For the fiscal year to date, the business profits tax revenue is $420.4 million, which is $107.3 million above what budget writers estimated it would return at this point in the fiscal year.
Conversely, the business enterprise tax is below estimates by $13.3 million producing $140 million.
While many small businesses do not pay the business profits tax, all businesses pay the business enterprise tax, except for the very smallest ones.
And one tax offsets the other so combining them produces a more accurate picture of business tax revenue.
Unlike what you may have heard, the state’s business taxes are not necessarily a good indicator of business activity in the state, the enterprise tax is more reflective of that, but combined they are a different picture.
According to a report issued by the New Hampshire Fiscal Policy Institute last week, business tax growth “arrived following a more rapid increase in economic activity in the wake of the Great Recession, beginning in about 2015, and after 2017 changes in federal tax law that triggered a repatriation of assets previously held by corporations overseas. The reliance of business tax revenues on a relatively small number (.1 percent of filers pay almost 50 percent of the tax) of large multi-state and multi-national entities for revenue suggests these trends in tax receipts are not necessarily reflective of changes in the state’s economy or business activity.
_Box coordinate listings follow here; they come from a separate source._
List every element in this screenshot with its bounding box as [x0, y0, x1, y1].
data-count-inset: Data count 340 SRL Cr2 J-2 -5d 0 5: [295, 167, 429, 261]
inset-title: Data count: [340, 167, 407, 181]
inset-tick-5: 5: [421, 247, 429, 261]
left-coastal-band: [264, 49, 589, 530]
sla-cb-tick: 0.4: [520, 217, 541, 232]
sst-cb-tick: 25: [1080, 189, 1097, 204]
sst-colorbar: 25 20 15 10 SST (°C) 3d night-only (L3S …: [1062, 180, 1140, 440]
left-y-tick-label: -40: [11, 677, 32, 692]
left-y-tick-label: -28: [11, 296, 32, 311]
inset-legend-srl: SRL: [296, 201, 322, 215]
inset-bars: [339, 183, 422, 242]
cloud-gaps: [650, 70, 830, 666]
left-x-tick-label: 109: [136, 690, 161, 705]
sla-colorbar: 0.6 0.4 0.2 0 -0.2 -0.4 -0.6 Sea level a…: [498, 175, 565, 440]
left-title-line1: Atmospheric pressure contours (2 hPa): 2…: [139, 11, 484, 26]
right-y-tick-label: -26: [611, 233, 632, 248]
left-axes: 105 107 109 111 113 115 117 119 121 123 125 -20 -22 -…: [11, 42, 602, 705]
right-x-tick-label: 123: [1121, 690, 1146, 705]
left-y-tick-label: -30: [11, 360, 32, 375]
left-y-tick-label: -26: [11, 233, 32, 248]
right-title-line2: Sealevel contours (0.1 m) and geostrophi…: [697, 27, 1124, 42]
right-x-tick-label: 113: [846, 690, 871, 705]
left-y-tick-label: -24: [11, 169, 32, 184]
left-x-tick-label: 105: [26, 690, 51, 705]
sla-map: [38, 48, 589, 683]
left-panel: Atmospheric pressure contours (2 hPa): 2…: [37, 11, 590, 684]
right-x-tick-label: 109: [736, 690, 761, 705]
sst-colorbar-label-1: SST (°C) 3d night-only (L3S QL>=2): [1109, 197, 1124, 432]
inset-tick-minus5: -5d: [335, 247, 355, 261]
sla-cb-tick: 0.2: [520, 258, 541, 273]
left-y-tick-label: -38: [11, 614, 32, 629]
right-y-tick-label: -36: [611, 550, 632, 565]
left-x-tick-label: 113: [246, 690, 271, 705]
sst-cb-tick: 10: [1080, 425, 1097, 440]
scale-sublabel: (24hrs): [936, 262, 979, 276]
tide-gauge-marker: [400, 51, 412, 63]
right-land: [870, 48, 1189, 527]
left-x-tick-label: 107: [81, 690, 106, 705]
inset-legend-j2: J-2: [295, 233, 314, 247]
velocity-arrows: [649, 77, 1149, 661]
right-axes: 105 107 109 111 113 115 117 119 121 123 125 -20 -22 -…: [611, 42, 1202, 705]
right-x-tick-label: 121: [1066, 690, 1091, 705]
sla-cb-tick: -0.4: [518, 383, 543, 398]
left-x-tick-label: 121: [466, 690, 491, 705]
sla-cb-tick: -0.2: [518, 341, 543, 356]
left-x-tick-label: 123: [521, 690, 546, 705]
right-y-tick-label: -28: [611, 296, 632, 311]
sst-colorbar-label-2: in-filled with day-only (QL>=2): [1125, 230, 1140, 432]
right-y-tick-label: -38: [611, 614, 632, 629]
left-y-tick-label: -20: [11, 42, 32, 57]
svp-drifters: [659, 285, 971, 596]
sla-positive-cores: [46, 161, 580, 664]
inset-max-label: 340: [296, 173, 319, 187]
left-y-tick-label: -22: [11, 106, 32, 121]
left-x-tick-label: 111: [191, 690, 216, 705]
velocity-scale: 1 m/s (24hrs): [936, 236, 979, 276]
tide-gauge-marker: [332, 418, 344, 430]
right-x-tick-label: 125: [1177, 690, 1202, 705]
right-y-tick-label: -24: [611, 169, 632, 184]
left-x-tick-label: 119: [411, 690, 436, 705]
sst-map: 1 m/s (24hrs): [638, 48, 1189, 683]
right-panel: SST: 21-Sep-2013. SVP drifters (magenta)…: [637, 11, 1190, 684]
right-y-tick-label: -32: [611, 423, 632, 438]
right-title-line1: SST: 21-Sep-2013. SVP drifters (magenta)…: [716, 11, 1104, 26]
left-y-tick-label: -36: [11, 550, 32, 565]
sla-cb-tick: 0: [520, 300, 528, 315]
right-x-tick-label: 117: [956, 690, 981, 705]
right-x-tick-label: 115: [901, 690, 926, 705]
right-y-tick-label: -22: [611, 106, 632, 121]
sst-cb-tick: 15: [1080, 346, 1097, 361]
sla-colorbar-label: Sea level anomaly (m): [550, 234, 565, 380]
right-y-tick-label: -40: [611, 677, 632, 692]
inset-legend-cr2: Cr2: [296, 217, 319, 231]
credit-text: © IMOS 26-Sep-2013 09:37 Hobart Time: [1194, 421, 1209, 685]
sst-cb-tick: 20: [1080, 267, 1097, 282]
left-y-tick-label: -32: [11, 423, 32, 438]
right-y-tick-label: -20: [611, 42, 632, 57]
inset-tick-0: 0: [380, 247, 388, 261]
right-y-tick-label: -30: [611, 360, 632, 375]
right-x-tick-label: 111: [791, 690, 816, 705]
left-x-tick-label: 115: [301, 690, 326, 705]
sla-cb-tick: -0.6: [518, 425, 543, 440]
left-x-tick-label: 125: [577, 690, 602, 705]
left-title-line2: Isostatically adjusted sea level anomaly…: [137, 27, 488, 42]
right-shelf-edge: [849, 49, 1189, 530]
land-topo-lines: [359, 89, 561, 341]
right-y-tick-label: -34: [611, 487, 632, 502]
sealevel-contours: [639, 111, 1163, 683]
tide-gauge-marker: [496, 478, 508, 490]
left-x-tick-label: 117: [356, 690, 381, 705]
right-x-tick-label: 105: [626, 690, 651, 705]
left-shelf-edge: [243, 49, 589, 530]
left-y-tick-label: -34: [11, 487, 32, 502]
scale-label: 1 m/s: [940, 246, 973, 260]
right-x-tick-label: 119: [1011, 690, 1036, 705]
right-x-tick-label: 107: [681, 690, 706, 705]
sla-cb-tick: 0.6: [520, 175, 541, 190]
Other revenue sources, such as the Meals and Rentals Tax or the Real Estate Transfer Tax, may be more directly reflective of specific sectors on New Hampshire’s economy than business tax receipts paid by corporations operating in multiple jurisdictions.”
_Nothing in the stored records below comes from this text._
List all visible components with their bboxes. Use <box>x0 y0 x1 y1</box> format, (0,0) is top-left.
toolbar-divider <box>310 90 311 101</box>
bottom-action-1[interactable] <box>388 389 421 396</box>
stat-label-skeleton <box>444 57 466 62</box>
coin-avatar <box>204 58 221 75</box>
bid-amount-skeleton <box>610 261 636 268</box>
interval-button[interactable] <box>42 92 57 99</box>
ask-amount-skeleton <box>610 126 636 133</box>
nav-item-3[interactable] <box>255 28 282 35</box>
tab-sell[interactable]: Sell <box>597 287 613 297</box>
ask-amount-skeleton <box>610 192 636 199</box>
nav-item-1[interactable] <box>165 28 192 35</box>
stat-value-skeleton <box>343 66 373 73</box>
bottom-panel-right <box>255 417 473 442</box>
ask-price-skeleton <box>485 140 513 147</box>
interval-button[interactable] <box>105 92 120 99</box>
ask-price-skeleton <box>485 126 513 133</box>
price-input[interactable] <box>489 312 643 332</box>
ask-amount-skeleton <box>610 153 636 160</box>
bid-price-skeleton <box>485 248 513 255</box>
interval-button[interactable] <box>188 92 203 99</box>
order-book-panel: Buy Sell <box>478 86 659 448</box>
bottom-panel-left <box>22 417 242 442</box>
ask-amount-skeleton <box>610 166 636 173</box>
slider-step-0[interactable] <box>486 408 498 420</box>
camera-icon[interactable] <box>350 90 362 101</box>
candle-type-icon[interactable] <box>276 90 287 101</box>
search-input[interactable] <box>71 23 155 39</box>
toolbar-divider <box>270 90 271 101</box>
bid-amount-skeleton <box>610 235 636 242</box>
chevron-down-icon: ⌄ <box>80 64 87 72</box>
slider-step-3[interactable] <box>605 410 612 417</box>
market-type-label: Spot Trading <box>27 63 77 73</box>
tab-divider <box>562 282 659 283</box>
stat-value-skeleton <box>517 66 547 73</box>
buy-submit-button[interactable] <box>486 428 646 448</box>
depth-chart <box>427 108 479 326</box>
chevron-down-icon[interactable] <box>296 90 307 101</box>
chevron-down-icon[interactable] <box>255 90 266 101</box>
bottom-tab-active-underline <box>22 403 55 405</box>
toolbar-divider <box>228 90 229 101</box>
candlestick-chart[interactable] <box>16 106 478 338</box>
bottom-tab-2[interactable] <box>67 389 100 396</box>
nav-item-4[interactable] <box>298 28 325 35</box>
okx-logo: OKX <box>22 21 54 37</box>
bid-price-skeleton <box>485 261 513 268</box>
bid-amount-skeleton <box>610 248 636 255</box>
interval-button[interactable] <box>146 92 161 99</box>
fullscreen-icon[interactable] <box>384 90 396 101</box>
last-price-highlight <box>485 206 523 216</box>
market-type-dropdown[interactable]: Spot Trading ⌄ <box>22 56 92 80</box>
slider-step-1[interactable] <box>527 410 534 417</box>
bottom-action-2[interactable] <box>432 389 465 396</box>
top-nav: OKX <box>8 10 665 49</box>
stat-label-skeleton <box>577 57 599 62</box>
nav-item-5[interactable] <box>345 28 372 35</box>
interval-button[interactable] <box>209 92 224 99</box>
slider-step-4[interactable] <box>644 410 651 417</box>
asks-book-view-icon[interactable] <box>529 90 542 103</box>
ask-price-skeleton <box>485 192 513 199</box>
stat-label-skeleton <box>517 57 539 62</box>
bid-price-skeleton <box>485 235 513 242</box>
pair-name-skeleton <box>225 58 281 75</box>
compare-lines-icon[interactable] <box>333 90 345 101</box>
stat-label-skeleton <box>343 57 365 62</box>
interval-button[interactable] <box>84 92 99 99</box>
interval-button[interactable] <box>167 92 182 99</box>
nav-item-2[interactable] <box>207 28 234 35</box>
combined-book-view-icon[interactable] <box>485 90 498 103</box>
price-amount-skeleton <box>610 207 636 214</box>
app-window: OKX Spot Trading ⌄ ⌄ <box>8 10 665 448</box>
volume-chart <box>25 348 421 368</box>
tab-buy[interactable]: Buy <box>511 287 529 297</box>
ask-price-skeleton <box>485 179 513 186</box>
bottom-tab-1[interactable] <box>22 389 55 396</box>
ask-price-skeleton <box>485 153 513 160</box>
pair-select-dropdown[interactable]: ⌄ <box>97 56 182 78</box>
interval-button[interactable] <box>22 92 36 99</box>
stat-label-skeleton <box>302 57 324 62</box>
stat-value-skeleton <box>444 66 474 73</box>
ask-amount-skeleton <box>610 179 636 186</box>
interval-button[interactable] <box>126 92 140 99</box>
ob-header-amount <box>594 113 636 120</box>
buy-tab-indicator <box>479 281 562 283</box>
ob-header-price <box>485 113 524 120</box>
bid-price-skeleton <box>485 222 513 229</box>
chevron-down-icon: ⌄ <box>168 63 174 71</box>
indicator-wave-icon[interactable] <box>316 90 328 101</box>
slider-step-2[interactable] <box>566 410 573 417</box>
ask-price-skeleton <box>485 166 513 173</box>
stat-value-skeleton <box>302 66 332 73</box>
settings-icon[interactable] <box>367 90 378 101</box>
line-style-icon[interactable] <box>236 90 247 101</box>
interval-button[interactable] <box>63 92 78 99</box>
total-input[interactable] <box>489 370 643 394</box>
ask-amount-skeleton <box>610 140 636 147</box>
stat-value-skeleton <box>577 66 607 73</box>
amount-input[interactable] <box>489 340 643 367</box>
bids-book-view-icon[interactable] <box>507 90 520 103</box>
And those two levies are mostly responsible for the surplus in revenue.
The rooms and meals tax for this fiscal year has produced $195.2 million, which is $41.6 million more than estimates or 27.1 percent, which is a greater percentage than the business tax surplus at 20.4 percent.
The returns are more in line with what the tax produced before the pandemic, when it was the most impacted general and education fund levy.
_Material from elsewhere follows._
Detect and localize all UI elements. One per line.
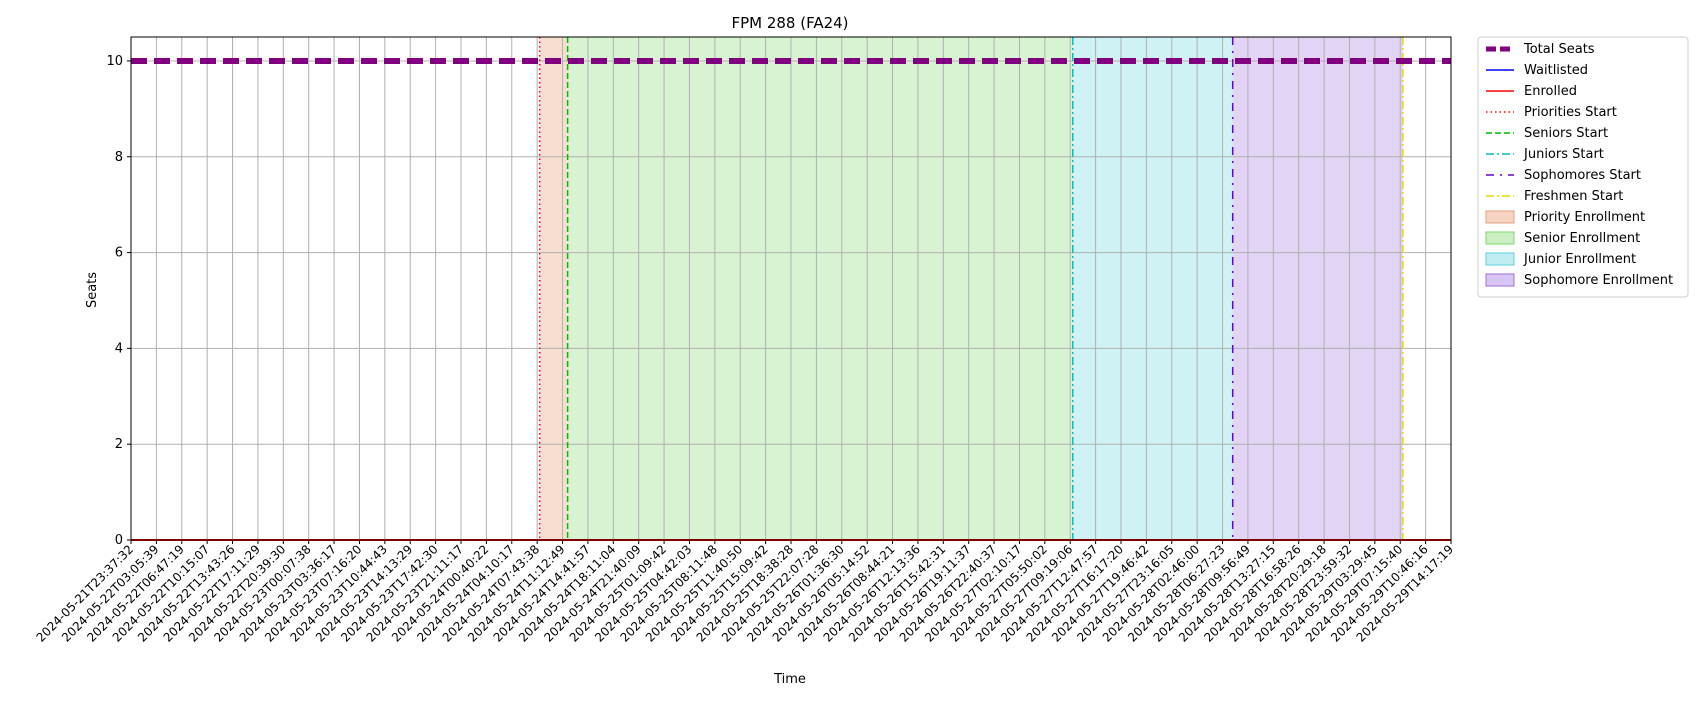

The real estate transfer tax has produced $151.6 million this fiscal year to date, which is $20 million more than estimates or 15.2 percent.
According to the estimates from the Department of Revenue Administration for the biennium, business tax revenues will be $147 million in surplus, rooms and meals $88 million, and real estate transfers $41 million for a total of $276 million of the $283.8 million.
Some of the state’s traditional tax indicators of business activity, like the communications tax, are not so indicative anymore because few people or businesses rely on landlines as they once did.
Last summer was touted as a record-breaker for many in the tourist industry due to the pent-up need to leave the house and everyone knows what has happened to the real estate market, with sales and prices exploding and they have not slowed down.
These three areas are also where the budget writers were the furthest off-target in making their predictions.
There may be a reason for that.
In budgeting 101, if you want to have a robust spending plan, you need a robust revenue stream, and if you want to put a lid on spending, you want to lowball the amount of money state taxes and fees bring in.
While in theory they should be separate exercises, in reality they are not.
If you reduce the amount of money coming into the state’s coffers, there is less money to be spent on things like fiscal capacity grants for poor school districts or caseworkers to protect children or additional money for child care or long term care services to help with staffing issues or mothers to return to work.
The essentially miserly state budget approved last June did not have to be that draconian.
While many in the majority praised the budget because they said it spent less than the previous one, it really did not, and many things more money could have done wonders for students paying tuition at state colleges or property taxpayers in property-poor communities for example or hiring staff to help people find the social services they are entitled to but are having trouble accessing.
The budget would have provided more needed services than it did and that is a shame, but the politicians are not saying that.